A Receita Federal do Brasil intensificou as orientações voltadas à conformidade fiscal no setor rural, com atenção especial aos rendimentos oriundos de arrendamentos de imóveis rurais. A iniciativa integra uma ação nacional de conformidade cujo objetivo é estimular a autorregularização dos contribuintes, permitindo a correção de inconsistências até janeiro de 2026, antes do avanço para etapas de fiscalização mais rigorosas.

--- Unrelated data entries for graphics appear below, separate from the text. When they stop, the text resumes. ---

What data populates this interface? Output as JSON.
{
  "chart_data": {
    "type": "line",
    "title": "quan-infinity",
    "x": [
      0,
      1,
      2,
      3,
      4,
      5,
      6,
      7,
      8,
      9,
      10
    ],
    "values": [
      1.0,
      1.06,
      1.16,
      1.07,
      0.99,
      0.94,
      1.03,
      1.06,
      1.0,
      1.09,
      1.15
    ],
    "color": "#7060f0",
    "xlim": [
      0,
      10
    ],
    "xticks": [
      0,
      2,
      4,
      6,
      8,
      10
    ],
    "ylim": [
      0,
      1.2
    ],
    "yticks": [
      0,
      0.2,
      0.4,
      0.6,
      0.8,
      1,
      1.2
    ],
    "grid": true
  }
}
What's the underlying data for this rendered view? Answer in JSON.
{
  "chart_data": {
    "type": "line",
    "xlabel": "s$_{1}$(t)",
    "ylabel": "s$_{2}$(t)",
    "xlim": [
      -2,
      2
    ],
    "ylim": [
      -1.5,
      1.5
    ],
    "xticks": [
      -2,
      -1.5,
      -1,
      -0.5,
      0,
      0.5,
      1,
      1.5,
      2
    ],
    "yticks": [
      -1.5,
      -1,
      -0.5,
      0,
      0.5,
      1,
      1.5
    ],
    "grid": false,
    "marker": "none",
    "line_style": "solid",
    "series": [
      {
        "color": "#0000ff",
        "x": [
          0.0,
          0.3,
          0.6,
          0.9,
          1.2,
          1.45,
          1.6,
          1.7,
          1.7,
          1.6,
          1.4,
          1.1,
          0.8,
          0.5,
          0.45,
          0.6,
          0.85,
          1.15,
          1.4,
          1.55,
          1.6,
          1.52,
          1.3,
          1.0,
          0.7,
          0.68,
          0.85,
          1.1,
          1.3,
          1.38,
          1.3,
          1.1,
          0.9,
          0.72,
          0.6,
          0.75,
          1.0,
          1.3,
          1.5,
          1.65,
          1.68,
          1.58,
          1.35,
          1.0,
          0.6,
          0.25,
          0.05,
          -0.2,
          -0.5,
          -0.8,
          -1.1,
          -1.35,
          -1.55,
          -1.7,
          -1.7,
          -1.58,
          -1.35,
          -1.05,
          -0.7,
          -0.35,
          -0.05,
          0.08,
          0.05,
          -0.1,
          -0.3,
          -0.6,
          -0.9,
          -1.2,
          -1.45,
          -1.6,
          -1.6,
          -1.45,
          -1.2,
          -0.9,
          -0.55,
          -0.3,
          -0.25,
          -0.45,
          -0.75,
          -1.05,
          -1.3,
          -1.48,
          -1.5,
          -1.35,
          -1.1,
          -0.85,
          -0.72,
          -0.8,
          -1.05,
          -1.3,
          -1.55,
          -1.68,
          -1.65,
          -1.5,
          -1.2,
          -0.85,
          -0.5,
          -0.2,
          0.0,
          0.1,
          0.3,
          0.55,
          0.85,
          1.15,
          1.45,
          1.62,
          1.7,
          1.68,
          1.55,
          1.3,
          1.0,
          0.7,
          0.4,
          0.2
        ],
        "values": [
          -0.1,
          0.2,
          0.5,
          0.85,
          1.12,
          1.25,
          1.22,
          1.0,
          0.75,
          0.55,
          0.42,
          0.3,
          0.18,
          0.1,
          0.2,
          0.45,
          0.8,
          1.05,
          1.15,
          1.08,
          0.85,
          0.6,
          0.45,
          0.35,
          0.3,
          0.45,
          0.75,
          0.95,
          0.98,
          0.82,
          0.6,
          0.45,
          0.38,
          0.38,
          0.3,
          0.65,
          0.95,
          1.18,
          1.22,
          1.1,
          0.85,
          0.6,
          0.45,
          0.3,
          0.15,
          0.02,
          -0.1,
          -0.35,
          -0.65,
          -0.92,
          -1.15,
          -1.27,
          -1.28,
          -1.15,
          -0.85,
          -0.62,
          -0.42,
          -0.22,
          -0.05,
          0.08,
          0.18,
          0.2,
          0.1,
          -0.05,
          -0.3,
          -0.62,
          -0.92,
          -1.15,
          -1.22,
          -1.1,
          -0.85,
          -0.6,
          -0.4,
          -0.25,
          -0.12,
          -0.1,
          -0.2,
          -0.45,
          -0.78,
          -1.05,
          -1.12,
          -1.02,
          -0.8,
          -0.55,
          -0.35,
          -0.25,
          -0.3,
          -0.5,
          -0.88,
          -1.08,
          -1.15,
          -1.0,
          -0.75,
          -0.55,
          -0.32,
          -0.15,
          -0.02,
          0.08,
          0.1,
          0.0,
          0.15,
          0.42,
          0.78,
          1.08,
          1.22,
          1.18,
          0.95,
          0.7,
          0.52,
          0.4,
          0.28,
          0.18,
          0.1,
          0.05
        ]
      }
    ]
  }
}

Segundo o órgão, é recorrente a subdeclaração ou o enquadramento incorreto dos valores recebidos com arrendamentos, seja por desconhecimento da legislação tributária, seja por falhas no preenchimento das declarações. Para identificar divergências, a Receita Federal tem ampliado o uso de cruzamento de dados, recorrendo a informações de cartórios, registros de imóveis rurais e movimentações financeiras, em um ambiente de fiscalização cada vez mais digital e integrado.

Foto: Jonathan Campos/AEN

O advogado tributarista Gianlucca Contiero Murari avalia que o atual movimento do Fisco representa um ponto de atenção relevante para produtores rurais e proprietários de terras. “A autorregularização é uma oportunidade valiosa para o contribuinte rural corrigir falhas, evitar autuações, multas elevadas e até questionamentos mais complexos no futuro. A Receita Federal tem adotado uma postura cada vez mais preventiva, mas com fiscalização altamente tecnológica”, afirma.

Murari ressalta que os rendimentos provenientes de arrendamento rural exigem cuidado específico no enquadramento e na declaração, de acordo com as regras do Imposto de Renda. Isso inclui a avaliação sobre a tributação como pessoa física ou jurídica, conforme a estrutura da operação. “É fundamental que o produtor ou proprietário busque orientação especializada para avaliar contratos, natureza dos rendimentos e a forma correta de declarar. Um ajuste feito agora é muito menos oneroso do que uma autuação depois”, completa.